Belantara digital yang memaksa dan menjadi teman bermain artifisial, membuat mereka bersahabat dengan hantu-hantu hiburan media sosial, televisi dan slapstick tak mendidik. Kita sebut saja mereka seperti yatim piatu kebudayaan atau hasil dari prodak budaya pop yang tak humanis, harmonis, nirmakan, kapitalis dan penuh desakan kamuflase pembohong.
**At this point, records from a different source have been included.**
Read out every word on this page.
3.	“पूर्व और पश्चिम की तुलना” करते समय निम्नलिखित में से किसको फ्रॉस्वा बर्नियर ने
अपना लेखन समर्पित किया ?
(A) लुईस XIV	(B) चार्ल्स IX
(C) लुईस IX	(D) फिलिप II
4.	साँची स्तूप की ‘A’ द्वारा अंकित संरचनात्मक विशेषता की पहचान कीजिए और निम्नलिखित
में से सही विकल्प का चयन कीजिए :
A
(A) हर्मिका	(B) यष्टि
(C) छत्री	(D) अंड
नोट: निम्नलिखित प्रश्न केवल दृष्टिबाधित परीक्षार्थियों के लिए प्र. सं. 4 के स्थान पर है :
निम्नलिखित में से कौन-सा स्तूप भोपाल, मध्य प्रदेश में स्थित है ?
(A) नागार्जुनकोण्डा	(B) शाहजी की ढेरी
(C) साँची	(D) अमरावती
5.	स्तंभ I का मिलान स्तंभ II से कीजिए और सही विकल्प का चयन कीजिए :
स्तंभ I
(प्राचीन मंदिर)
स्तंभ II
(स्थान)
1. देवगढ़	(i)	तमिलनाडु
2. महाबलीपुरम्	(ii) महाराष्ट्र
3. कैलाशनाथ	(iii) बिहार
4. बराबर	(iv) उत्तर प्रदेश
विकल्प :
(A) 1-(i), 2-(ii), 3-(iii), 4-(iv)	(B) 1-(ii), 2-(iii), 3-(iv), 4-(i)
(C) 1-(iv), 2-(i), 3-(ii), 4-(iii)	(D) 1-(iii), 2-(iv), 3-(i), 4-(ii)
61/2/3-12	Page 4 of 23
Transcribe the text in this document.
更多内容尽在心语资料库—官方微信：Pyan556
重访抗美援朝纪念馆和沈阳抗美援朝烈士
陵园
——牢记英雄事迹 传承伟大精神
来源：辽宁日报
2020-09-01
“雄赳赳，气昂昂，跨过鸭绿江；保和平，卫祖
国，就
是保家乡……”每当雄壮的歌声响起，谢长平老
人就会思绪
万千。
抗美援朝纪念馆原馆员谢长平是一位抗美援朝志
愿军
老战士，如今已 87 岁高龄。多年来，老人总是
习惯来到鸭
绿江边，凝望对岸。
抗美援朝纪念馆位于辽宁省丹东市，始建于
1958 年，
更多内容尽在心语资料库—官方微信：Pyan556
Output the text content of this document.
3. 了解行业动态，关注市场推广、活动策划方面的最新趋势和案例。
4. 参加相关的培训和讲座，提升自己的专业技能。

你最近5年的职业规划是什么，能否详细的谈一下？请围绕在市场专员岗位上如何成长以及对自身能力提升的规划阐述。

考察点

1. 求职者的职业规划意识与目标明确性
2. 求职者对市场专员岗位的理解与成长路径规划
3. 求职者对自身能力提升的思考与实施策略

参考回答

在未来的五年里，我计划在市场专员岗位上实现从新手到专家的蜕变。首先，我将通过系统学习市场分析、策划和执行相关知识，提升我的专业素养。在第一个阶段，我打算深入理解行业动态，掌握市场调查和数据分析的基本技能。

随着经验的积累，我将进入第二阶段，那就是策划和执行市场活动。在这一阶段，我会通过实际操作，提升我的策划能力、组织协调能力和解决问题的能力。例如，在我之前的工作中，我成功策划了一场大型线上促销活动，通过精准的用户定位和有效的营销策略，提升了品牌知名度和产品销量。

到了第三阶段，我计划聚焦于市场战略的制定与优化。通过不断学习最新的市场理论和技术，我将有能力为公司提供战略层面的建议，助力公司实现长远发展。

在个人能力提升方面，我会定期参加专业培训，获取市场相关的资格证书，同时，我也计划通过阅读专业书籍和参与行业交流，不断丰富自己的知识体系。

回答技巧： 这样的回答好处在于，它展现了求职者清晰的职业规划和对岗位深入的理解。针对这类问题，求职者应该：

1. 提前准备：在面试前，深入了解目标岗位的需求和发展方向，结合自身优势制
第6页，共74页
Inilah yang disebut sebagai histeria konversi dalam hidup. Kita semua pernah merayakannya dan event itu adalah event maya yang tak bertemu dan tak akan nyata. Ekspresi dari senyum bahagia, tawa, tangisan di benak sampai ekspresi cemberut dan marah muncul dari simbol emotikon yang kita ambil sebagai pilihan dan itu semua adalah kepalsuan semata.
Semuanya menjadi tidak mengerti apa yang terjadi di atas kenyataan sebenarnya, mereka cenderung lebih memenitngkan bergaul, bergabung, berbaur dan menimbrung menjadi bagian satu dimensi, baris-berbaris, bergrombolan hanya pertemuan yang bisa terjalin menjadi teman, pernah, atau pengikut yang sejatinya tidak benar- benar mengetahuinya.
Di sini lah muncul hasil dari silaturahami, pertemanan dan persahabatan yang hanya di ukur dari uji jumlah angka. Di ruang maya ini, yang tak punya teman pun ada yang rela membeli "teman" atau dalam hal ini follower yang diperjual belikan karena tak mau sendiri, tak di kenal, dan itu semua berarti ia tidak eksis serta buakan siapa-siapa. Itulah sebenarnya di ruang maya, semua sedang berlomba-lomba.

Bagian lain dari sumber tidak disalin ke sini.